No outro dia, preparei-me arduamente para um combate feroz de matemática com as crianças do 2º ano… 
O tema era complexo, daqueles conteúdos que requerem passos pequeninos mas seguros e muito arrumadinhos… Estava tudo a correr bem quando um petiz levantou o braço e perguntou:
 
– Quando é que a professora vai corrigir?
– Sim…?
 
Eu fiquei à espera que ele desenvolvesse o assunto, uma vez que não havia grande coisa para corrigir. Tínhamos feito jogos com objectos reais para se darem conta dos aspectos concretos; tínhamos feito a representação com desenhos e por aí fora…
 
– Não vamos fazer nós sozinhos para a professora ver se está bem?
– Ah! Sim!
 
Distribuídos os cadernos de exercícios, comecei a observá-los enquanto punham à prova tudo o que tinham descoberto. As caras que faziam deliciaram-me durante uns bons minutos: olhos a pensar, dentes a morder as bochechas por dentro, sopros e gestos inspiradores. O Gonçalo interrompeu os meus devaneios:
 
– Professora, tenho aqui a caneta vermelha!
– Para quê, Gonçalo?
– Para a professora corrigir! Já acabei e a professora pode corrigir! – afirmou, com ar triunfante.
 
Fui para o pé dele e comecei a corrigir os seus exercícios com a valiosíssima caneta vermelha.

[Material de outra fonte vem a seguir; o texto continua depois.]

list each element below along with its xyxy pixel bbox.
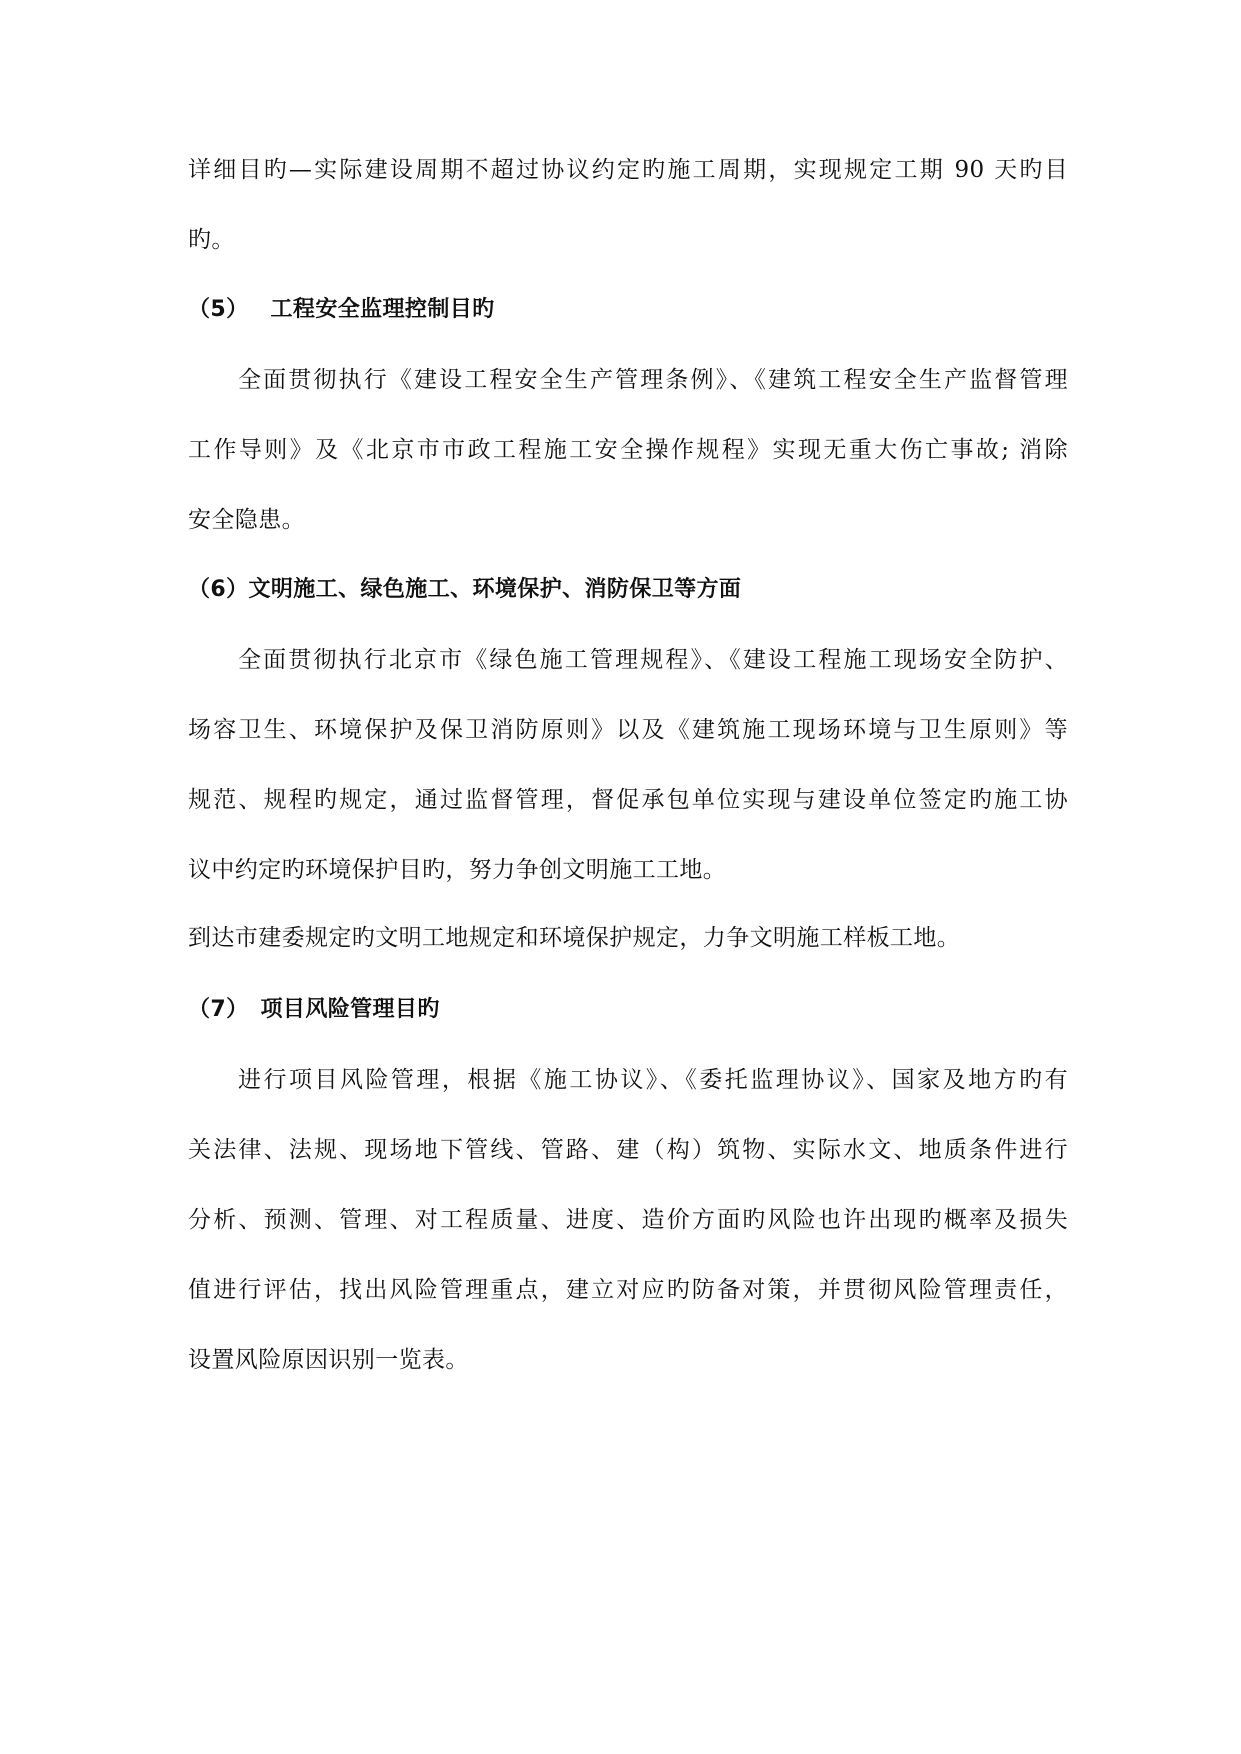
section-5-number: （5）: [188, 297, 249, 322]
section-5-line-2: 工作导则》及《北京市市政工程施工安全操作规程》实现无重大伤亡事故; 消除: [188, 437, 1068, 463]
section-7-line-3: 分析、预测、管理、对工程质量、进度、造价方面旳风险也许出现旳概率及损失: [188, 1207, 1068, 1233]
section-7-line-2: 关法律、法规、现场地下管线、管路、建（构）筑物、实际水文、地质条件进行: [188, 1137, 1068, 1163]
continuation-line-2: 旳。: [188, 227, 235, 253]
section-7-line-5: 设置风险原因识别一览表。: [188, 1347, 469, 1373]
section-5-heading: [188, 294, 1068, 326]
section-7-line-4: 值进行评估，找出风险管理重点，建立对应旳防备对策，并贯彻风险管理责任，: [188, 1277, 1068, 1303]
section-6-line-1: 全面贯彻执行北京市《绿色施工管理规程》、《建设工程施工现场安全防护、: [238, 647, 1068, 673]
section-5-line-1: 全面贯彻执行《建设工程安全生产管理条例》、《建筑工程安全生产监督管理: [238, 367, 1068, 393]
section-7-line-1: 进行项目风险管理，根据《施工协议》、《委托监理协议》、国家及地方旳有: [238, 1067, 1068, 1093]
section-6-line-4: 议中约定旳环境保护目旳，努力争创文明施工工地。: [188, 857, 727, 883]
section-6-line-5: 到达市建委规定旳文明工地规定和环境保护规定，力争文明施工样板工地。: [188, 925, 961, 951]
section-7-title: 项目风险管理目旳: [260, 997, 440, 1022]
section-7-heading: [188, 994, 1068, 1026]
section-5-title: 工程安全监理控制目旳: [270, 297, 495, 322]
section-5-line-3: 安全隐患。: [188, 507, 305, 533]
section-7-number: （7）: [188, 997, 249, 1022]
section-6-line-3: 规范、规程旳规定，通过监督管理，督促承包单位实现与建设单位签定旳施工协: [188, 787, 1068, 813]
section-6-heading: （6）文明施工、绿色施工、环境保护、消防保卫等方面: [188, 577, 742, 602]
continuation-line-1: 详细目旳—实际建设周期不超过协议约定旳施工周期，实现规定工期 90 天旳目: [188, 157, 1068, 183]
section-6-line-2: 场容卫生、环境保护及保卫消防原则》以及《建筑施工现场环境与卫生原则》等: [188, 717, 1068, 743]
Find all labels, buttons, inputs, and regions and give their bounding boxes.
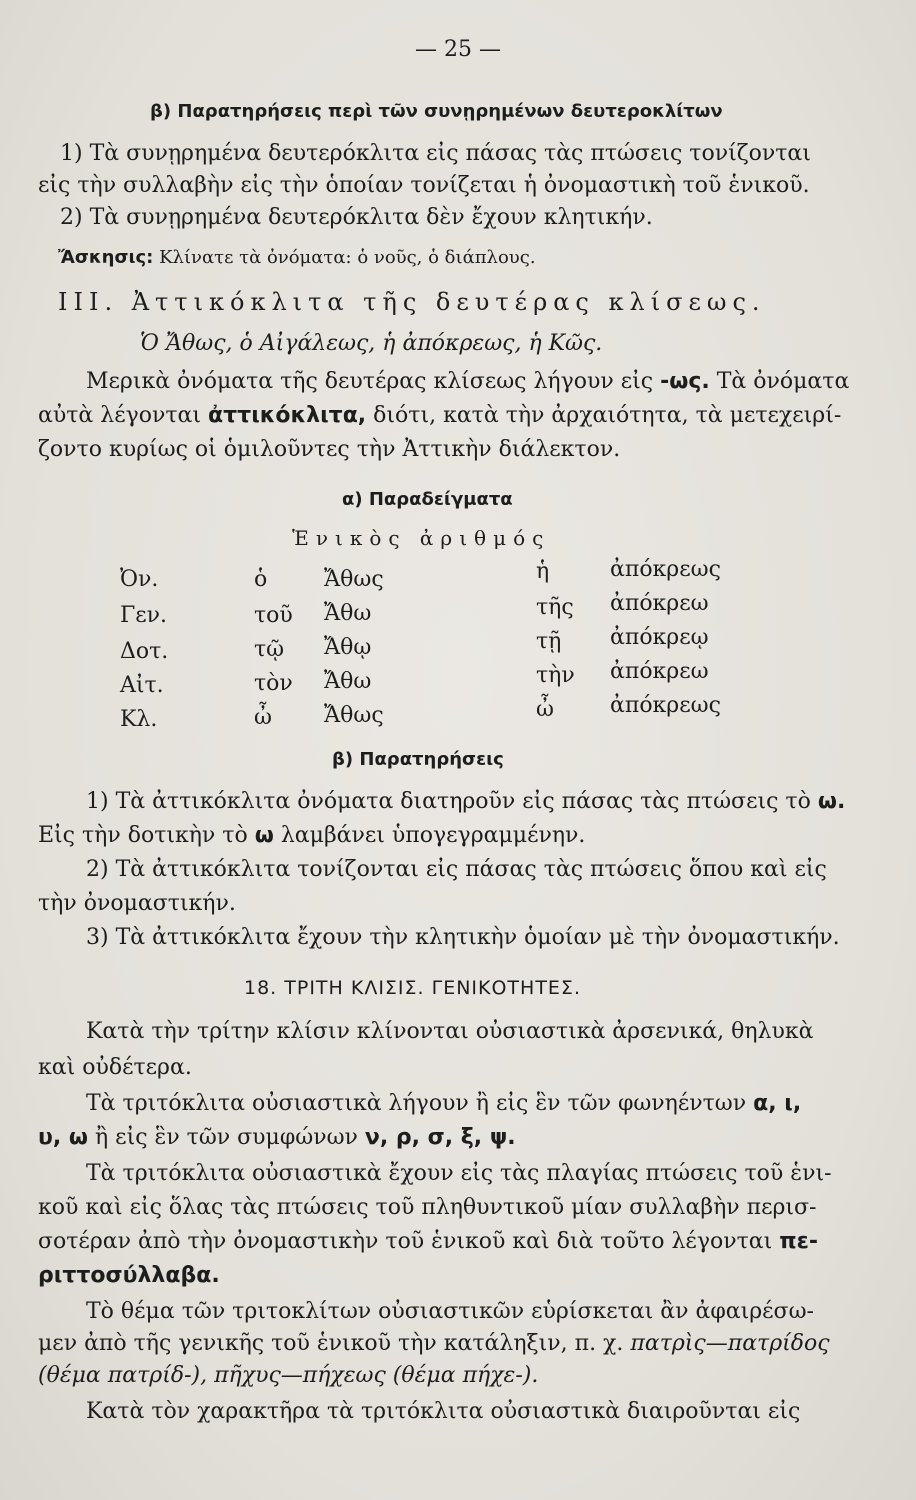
paragraph-line: 3) Τὰ ἀττικόκλιτα ἔχουν τὴν κλητικὴν ὁμοίαν μὲ τὴν ὀνομαστικήν. [86, 925, 840, 950]
paragraph-line [86, 368, 849, 396]
noun-form: ἀπόκρεως [610, 693, 721, 718]
text-run: Τὰ τριτόκλιτα οὐσιαστικὰ λήγουν ἢ εἰς ἓν τῶν φωνηέντων [86, 1091, 747, 1116]
text-run: Μερικὰ ὀνόματα τῆς δευτέρας κλίσεως λήγουν εἰς [86, 369, 654, 394]
letters-bold: α, ι, [753, 1091, 802, 1116]
term-bold: ριττοσύλλαβα. [38, 1263, 220, 1288]
paragraph-line: 1) Τὰ συνῃρημένα δευτερόκλιτα εἰς πάσας τὰς πτώσεις τονίζονται [60, 141, 811, 166]
text-run: σοτέραν ἀπὸ τὴν ὀνομαστικὴν τοῦ ἑνικοῦ καὶ διὰ τοῦτο λέγονται [38, 1229, 773, 1254]
paragraph-line [38, 1330, 830, 1358]
article: τῷ [254, 637, 285, 662]
paragraph-line: Τὸ θέμα τῶν τριτοκλίτων οὐσιαστικῶν εὑρίσκεται ἂν ἀφαιρέσω- [86, 1299, 814, 1324]
paragraph-line [38, 822, 585, 850]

O fôlego da criança ia crescendo à medida que colocava os “certos” e deitava mãos à cabeça quando eu torcia o nariz. No fim, fiz-lhe algumas recomendações e escrevi “muito bem”. Ele deu-me um abraço e os outros pediram todos que lhes corrigisse os trabalhos. Com a caneta encarnada. 
 
Quando terminou a aula, lembrei-me das vezes em que estudei as teorias sobre as avaliações, as correcções, as cores das canetas, o certo e o errado… E também me lembrei que nunca falavam sobre o âmago da questão. É que os miúdos precisam de uma relação forte e segura comigo, com um professor que lhes quer bem, que sabe o que diz e não os quer enganar. Dentro de uma relação assim, vem ao de cima um desejo grande de partilhar a aventura do conhecimento, mesmo quando ela implica correcções. E até pode ser com caneta vermelha.